I agree that async isn’t the headline use case in JS, although it would certainly be improved with alg effects.
What I would like to see is some real progress on the JS proposal, hopefully one day in the far future it will reach stage 2 and ReScript can have a real crack at implementing targeting it.
Part of the plan for multicore OCaml is to include non-monadic green threading into the runtime. In order to allow for this, algebraic effects are being added to the language. These are similar to exceptions but with a bookmark to the current position of the execution (aka continuation) added to each “exception” (aka effect) thrown, so one has the option to continue execution after handling the effect.
Initially, this was going to exist outside of the type system. However, this introduces many issues, and we’d much rather have it be typed and handled by the type system. Extending OCaml’s type system with algebraic effects would make it similar to Haskell’s, but without requiring monads for effects.
I think that document is slightly outdated. OCaml 5 beta is currently available and has effects. The full manual for them is here. But from my understanding, effects will still be considered experimental even after 5.0 is fully released, and there’s still not an obvious way to translate them to JavaScript.

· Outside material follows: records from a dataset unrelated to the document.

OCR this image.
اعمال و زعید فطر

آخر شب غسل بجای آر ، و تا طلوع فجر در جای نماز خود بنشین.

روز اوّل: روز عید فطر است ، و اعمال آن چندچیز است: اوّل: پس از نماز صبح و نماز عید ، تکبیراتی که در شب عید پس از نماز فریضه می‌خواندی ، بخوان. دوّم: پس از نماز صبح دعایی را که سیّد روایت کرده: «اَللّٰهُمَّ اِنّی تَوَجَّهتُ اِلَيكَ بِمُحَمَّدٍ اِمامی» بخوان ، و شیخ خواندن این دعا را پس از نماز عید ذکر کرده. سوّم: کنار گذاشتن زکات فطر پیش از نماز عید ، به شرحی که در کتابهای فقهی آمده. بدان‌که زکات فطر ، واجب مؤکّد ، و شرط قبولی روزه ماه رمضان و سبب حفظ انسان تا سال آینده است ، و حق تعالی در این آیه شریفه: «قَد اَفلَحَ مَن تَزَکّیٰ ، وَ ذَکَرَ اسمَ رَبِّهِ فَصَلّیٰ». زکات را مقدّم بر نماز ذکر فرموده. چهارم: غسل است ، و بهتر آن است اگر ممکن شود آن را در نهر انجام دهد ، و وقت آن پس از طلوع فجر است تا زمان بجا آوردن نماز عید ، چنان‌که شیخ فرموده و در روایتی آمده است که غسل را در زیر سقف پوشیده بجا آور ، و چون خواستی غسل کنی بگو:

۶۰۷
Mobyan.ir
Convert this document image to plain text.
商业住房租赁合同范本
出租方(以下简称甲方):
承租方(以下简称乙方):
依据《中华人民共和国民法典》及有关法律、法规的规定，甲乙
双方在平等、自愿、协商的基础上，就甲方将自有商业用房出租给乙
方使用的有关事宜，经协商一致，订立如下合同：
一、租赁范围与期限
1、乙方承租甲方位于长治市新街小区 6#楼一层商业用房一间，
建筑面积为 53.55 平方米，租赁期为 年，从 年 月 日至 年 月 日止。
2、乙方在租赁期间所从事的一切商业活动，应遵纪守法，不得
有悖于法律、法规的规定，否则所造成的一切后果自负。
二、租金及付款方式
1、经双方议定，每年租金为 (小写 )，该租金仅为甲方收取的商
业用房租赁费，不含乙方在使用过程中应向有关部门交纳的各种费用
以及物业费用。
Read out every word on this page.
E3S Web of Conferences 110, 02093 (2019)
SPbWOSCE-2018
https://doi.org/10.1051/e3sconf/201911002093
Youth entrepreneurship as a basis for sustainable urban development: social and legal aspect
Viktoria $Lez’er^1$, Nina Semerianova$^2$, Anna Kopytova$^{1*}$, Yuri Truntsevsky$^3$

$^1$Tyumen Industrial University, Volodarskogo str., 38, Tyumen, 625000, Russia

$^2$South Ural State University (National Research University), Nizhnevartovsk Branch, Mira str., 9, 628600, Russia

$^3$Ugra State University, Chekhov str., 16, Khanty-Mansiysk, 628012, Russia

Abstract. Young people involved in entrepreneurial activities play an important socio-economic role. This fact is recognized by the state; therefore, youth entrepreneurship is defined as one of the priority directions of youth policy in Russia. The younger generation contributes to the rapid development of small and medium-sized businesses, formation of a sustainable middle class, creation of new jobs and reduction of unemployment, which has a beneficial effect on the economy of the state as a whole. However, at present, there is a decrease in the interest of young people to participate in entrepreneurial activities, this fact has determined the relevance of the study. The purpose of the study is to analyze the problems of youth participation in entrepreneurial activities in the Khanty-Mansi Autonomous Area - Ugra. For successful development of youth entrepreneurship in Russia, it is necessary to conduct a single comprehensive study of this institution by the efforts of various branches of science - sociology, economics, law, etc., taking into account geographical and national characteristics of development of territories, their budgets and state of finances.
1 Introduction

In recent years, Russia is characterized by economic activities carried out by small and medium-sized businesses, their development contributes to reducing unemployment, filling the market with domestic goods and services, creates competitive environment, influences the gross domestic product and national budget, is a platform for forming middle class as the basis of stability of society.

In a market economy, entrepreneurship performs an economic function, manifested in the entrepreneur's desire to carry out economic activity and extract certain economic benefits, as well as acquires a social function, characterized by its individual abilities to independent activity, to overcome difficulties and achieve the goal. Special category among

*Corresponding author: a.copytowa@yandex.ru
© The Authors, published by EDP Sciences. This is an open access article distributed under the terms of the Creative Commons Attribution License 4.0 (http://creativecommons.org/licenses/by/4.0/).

For anyone interested, OCaml 5 with effects is fully released, and Js_of_ocaml (the other OCaml-to-JS compiler) has effects supported in its master branch now (which is unreleased as of this writing).
The way that JSOO supports effects is interesting. You can see their discussion on the PR here. The basic story is that they transform the JS output to use continuation-passing-style. As a tradeoff, the JS is much larger and slower, and the interop between OCaml and JS is more complicated. (And it’s probably less readable.)
So while it’s cool that we have a working example of effects in JS, they still don’t seem viable for a project like ReScript yet, IMO. However, I’m excited to see how they develop in the near future!
I think dependency injection is actually a good way to think about it!
Importantly though where you would classically create a global “DI container”, with effects you can create many containers over different parts of the call tree. In this way it’s more akin to React’s context, which can also be thought of as a DI mechanism.
Effect also have properties from other inversion of control techniques such as callbacks in that an effect can resume a suspended execution.